Love (Roddy Doyle) [Oct 2023] First published 2020
The action takes place in Dublin, mostly in a pub, where two friends, Joe and Davy, have reconnected for a night of drinking.
The Candy House (Jennifer Egan) [May 2023] Published 2022
Egan won the Pulitzer Prize for her 2011 novel A Visit from the Goon Squad. The Candy House is described as a ‘deeply moving novel about the quest for authenticity, privacy and meaning in a world where our memories are no longer our own.

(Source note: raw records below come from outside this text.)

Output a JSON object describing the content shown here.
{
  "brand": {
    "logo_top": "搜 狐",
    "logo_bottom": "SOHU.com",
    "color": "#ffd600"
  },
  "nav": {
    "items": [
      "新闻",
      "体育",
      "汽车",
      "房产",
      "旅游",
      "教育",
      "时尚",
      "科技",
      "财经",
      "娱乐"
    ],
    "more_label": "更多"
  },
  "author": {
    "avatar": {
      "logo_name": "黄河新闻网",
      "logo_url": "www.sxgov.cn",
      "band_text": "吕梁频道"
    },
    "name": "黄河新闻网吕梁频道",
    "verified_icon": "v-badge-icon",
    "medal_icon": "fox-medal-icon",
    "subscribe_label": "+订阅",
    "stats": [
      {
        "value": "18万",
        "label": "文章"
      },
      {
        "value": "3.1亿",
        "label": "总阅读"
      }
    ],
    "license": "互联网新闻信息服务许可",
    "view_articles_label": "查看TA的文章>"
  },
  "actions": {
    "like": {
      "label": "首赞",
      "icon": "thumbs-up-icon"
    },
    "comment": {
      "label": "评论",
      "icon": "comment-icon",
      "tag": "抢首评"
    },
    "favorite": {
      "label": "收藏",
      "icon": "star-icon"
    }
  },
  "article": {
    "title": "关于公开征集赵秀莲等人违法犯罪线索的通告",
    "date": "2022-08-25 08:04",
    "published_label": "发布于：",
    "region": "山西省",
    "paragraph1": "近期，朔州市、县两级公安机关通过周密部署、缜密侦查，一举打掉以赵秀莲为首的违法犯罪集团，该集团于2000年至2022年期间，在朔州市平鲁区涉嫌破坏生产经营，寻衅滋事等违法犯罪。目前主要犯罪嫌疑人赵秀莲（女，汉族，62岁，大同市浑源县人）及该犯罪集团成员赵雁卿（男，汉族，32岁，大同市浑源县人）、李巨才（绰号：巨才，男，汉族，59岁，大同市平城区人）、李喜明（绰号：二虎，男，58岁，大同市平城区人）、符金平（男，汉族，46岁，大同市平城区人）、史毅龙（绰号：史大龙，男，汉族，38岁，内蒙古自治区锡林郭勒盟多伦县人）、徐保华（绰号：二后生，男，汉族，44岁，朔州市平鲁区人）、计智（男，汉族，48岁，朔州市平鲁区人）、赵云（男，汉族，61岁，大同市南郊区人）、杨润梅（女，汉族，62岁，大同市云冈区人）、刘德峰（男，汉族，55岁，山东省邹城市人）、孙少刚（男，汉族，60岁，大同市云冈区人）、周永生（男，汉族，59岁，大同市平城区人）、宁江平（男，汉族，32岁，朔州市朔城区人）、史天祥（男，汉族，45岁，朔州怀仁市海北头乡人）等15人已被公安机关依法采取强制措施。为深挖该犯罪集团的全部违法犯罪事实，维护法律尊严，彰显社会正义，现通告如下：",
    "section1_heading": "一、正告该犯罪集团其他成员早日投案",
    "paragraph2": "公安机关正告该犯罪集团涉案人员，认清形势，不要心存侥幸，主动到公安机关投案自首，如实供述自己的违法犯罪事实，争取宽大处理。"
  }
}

Cold Comfort Farm (Stella Gibbons) [Sep 2023] Published 1932
Flora Poste, orphaned at 19 when her parents are both carried off by the 1919 Spanish flu epidemic, is penniless. Her only option is to throw herself on the charity of her remote Sussex relatives, the Starkadders – Judith, her preacher husband Amos, their sons Seth and Reuben, several other cousins (Harkaway, Urk, Ezra, and Caraway) including the dominant matriarchal figure of aunt Ada Doom – all living, or partly living, in Cold Comfort Farm, Howling, Sussex.
Trust (Diaz Hernán) [Sept 2022] Published 2022
Diaz’s second novel is a collection of four manuscripts at various stages of completion which tell different versions of the story of a Wall Street businessman and his wife in the years leading up to the Great Depression.
The Stranger’s Child (Alan Hollinghurst) [Oct 2023] First published 2011
A minor poet, Cecil Valance, visits a Cambridge friend in 1913, in Stanmore, Middlesex. There, he writes a poem that goes on to become famous. The novel charts the progress of the poem’s reputation over the decades and also follows the lives of those who were present at that visit and their ancestors.
Demon Copperhead (Barbara Kingsolver) [Oct 2023] Published 2022
This was inspired by Dickens’ novel David Copperfield. Damon Fields is born to a teenage mother in a trailer home. He is raised in the Appalachian Mountains and nicknamed Demon Copperhead for the colour of his hair and his attitude. Demon must use his charms and wit to survive poverty in the American South.
The Land of Spices (Kate O’Brien) [Oct 2023] First published 1941
Behind the high walls of a convent, the lives of its inhabitants are marked by the daily rituals of spiritual life. Watching over Anna, her sensitive and poetic young charge, the Mother Superior revisits her childhood relationship with her father.
Tomorrow and Tomorrow and Tomorrow (Gabrielle Zevin) [Oct 2023] Published 2022
Taking place over 30 years, this novel examines the nature of identity, disability, failure, the redemptive possibilities in play and our need to connect and to be loved.